Feminist writing in action
Although it has been fun, it certainly hasn’t been easy. Working with someone you deeply respect (and want to impress) can be tough, particularly with tight deadlines and lots to sort. Our big breakthrough was to agree from the start to ‘expose our soft underbellies’ and avoid ‘hoarding’ what we wrote for fear of criticism. We decided to wholeheartedly embrace ‘bad writing’ and share inadequate, unformed, possibly ridiculous, and certainly wacky writing. In initial drafts, sentences were unfinished, words were out of place, and paragraphs were abandoned mid-flow. In sharing these ‘quick and dirty’ drafts, as we grew to call them, we became comfortable sharing writing as it developed. It didn’t need to be finished. It just needed to be done. Once we established this strategy, we were able to develop a partnership that positively nurtured risk taking, creativity and adventure. ‘This is slightly outrageous, but see what you think,’ read one comment. We toyed with the outrageous throughout our writing, we merrily butchered each other’s paragraphs to create something more playful and interesting, and we added jokes into each other’s work – many of which remained in the final edit!
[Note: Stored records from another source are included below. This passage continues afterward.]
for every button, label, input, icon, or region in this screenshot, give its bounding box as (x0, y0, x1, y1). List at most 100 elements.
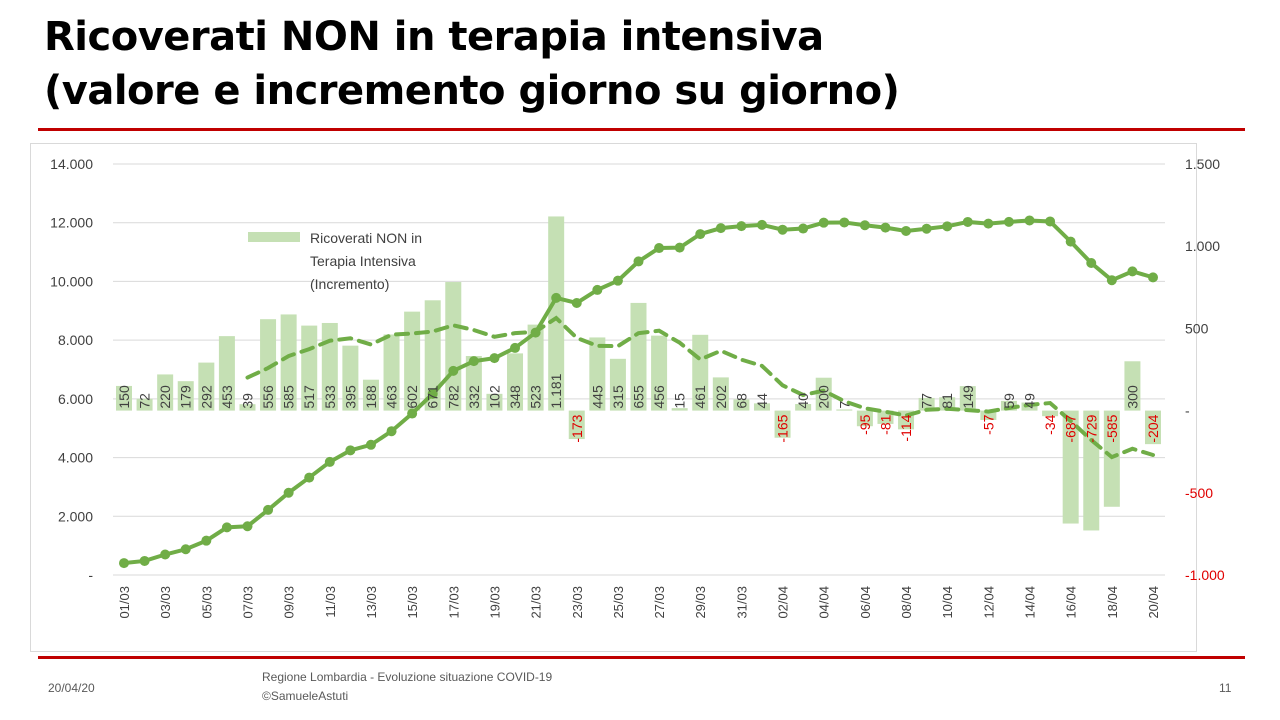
footer-author: ©SamueleAstuti (262, 689, 349, 703)
x-axis-tick-label: 11/03 (323, 586, 338, 618)
bar-data-label: -687 (1063, 414, 1079, 442)
bar (609, 358, 626, 411)
value-point (777, 224, 788, 235)
value-point (695, 229, 706, 240)
bar-data-label: 149 (960, 385, 976, 409)
value-point (304, 472, 315, 483)
x-axis-tick-label: 14/04 (1023, 586, 1038, 619)
value-point (921, 223, 932, 234)
bar (260, 319, 277, 411)
value-point (365, 439, 376, 450)
left-axis-tick-label: 4.000 (58, 450, 93, 466)
x-axis-tick-label: 02/04 (776, 586, 791, 619)
bar-data-label: -729 (1083, 414, 1099, 442)
bar (465, 356, 482, 411)
bar (404, 311, 421, 411)
value-point (942, 221, 953, 232)
bar (1145, 410, 1161, 445)
value-point (654, 243, 665, 254)
x-axis-tick-label: 21/03 (529, 586, 544, 619)
value-point (324, 456, 335, 467)
left-axis-tick-label: 6.000 (58, 391, 93, 407)
bar-data-label: 188 (363, 385, 379, 409)
value-point (448, 365, 459, 376)
legend-label: Ricoverati NON in (310, 230, 422, 246)
bar (116, 385, 132, 411)
value-point (510, 342, 521, 353)
bar-data-label: -57 (980, 414, 996, 434)
bar (630, 302, 647, 411)
bar-data-label: -95 (857, 414, 873, 434)
bar-data-label: 68 (733, 393, 749, 409)
bar (733, 399, 750, 411)
bar-data-label: 463 (384, 385, 400, 409)
bar-data-label: 461 (692, 385, 708, 409)
x-axis-tick-label: 01/03 (117, 586, 132, 619)
bar (1083, 410, 1100, 531)
bar-data-label: 655 (631, 385, 647, 409)
bar-data-label: -585 (1104, 414, 1120, 442)
bar-data-label: 179 (178, 385, 194, 409)
bar-data-label: 348 (507, 385, 523, 409)
value-point (386, 426, 397, 437)
bar-data-label: 202 (713, 385, 729, 409)
bar (424, 300, 441, 411)
bar-data-label: 556 (260, 385, 276, 409)
value-point (283, 487, 294, 498)
x-axis-tick-label: 27/03 (652, 586, 667, 619)
value-point (119, 558, 129, 569)
bar (589, 337, 606, 411)
bar-data-label: 40 (795, 393, 811, 409)
bar-data-label: 782 (445, 385, 461, 409)
value-point (592, 284, 603, 295)
value-point (1065, 236, 1076, 247)
top-divider (38, 128, 1245, 131)
x-axis-tick-label: 25/03 (611, 586, 626, 619)
bar-data-label: 77 (919, 393, 935, 409)
bar (342, 345, 359, 411)
bar-data-label: -165 (775, 414, 791, 442)
bar-data-label: 292 (198, 385, 214, 409)
value-point (612, 275, 623, 286)
bar-data-label: -81 (877, 414, 893, 434)
bar-data-label: 7 (836, 401, 852, 409)
value-point (633, 256, 644, 267)
value-point (221, 522, 232, 533)
bar (774, 410, 791, 438)
bar-data-label: 220 (157, 385, 173, 409)
x-axis-tick-label: 18/04 (1105, 586, 1120, 619)
value-point (201, 535, 212, 546)
x-axis-tick-label: 05/03 (199, 586, 214, 619)
value-point (1127, 266, 1138, 277)
bar-data-label: 1.181 (548, 373, 564, 408)
slide-title: Ricoverati NON in terapia intensiva (val… (44, 10, 900, 118)
bar-data-label: 395 (342, 385, 358, 409)
bar (651, 335, 668, 411)
value-point (345, 445, 356, 456)
bar (836, 409, 853, 411)
bar-data-label: -34 (1042, 414, 1058, 434)
bar-data-label: 585 (281, 385, 297, 409)
bar-data-label: 315 (610, 385, 626, 409)
x-axis-tick-label: 17/03 (446, 586, 461, 619)
value-point (674, 242, 685, 253)
value-point (901, 225, 912, 236)
bar (218, 336, 235, 411)
left-axis-tick-label: 12.000 (50, 215, 93, 231)
value-point (818, 217, 829, 228)
value-point (407, 408, 418, 419)
left-axis-tick-label: 8.000 (58, 332, 93, 348)
bar (198, 362, 215, 411)
bar-data-label: 81 (939, 393, 955, 409)
right-axis-tick-label: -1.000 (1185, 567, 1225, 583)
x-axis-tick-label: 10/04 (940, 586, 955, 619)
value-point (1148, 272, 1158, 283)
left-axis-tick-label: - (88, 567, 93, 583)
value-point (798, 223, 809, 234)
value-point (1003, 216, 1014, 227)
right-axis-tick-label: -500 (1185, 485, 1213, 501)
bar (280, 314, 297, 411)
x-axis-tick-label: 09/03 (282, 586, 297, 619)
value-point (839, 217, 850, 228)
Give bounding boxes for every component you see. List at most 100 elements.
An important aspect of our partnership is that we each bring a unique flavour to feminism and social psychology. Madeleine brings an understanding of the ‘newer’ goings on in the world of psychology, such as the Open Science movement, concerns about reproducibility of psychology research, and methodological discussions on Academic Twitter. Wendy brings a deeper knowledge of the history of social psychology, the teething pains of feminism and psychology, and a more expansive and impressive feminist vocabulary. We also enjoyed sharing ‘bits of ourselves’. Madeleine introduced Wendy to the wonderful worlds of TikTok and Slam Poetry [see her 2017 article], and Wendy shared gossip about the Founding Fathers and book recommendations (which were often shipped in the post as a ‘well done’ for finishing the latest chapter). This too followed feminist psychology’s value of blurring the personal with the professional, to celebrate that we are whole, messy humans with lives beyond academia.

Feminist psychology has a strong legacy of championing creative and critical approaches to mainstream psychology. In fact, it was founded with an excited sense of possibility and enthusiasm (as Catriona Ida Macleod and colleagues attest to in their 2021 article ‘Celebrating 30 years of Feminism & Psychology’). We have ignited our own versions of that excitement over the past year and have enjoyed the fun and friendship that academic co-writing can inspire.

- Madeleine Pownall is a lecturer and PhD researcher in social psychology at the University of Leeds.
- Wendy Stainton Rogers is a Professor Emerita with the Open University.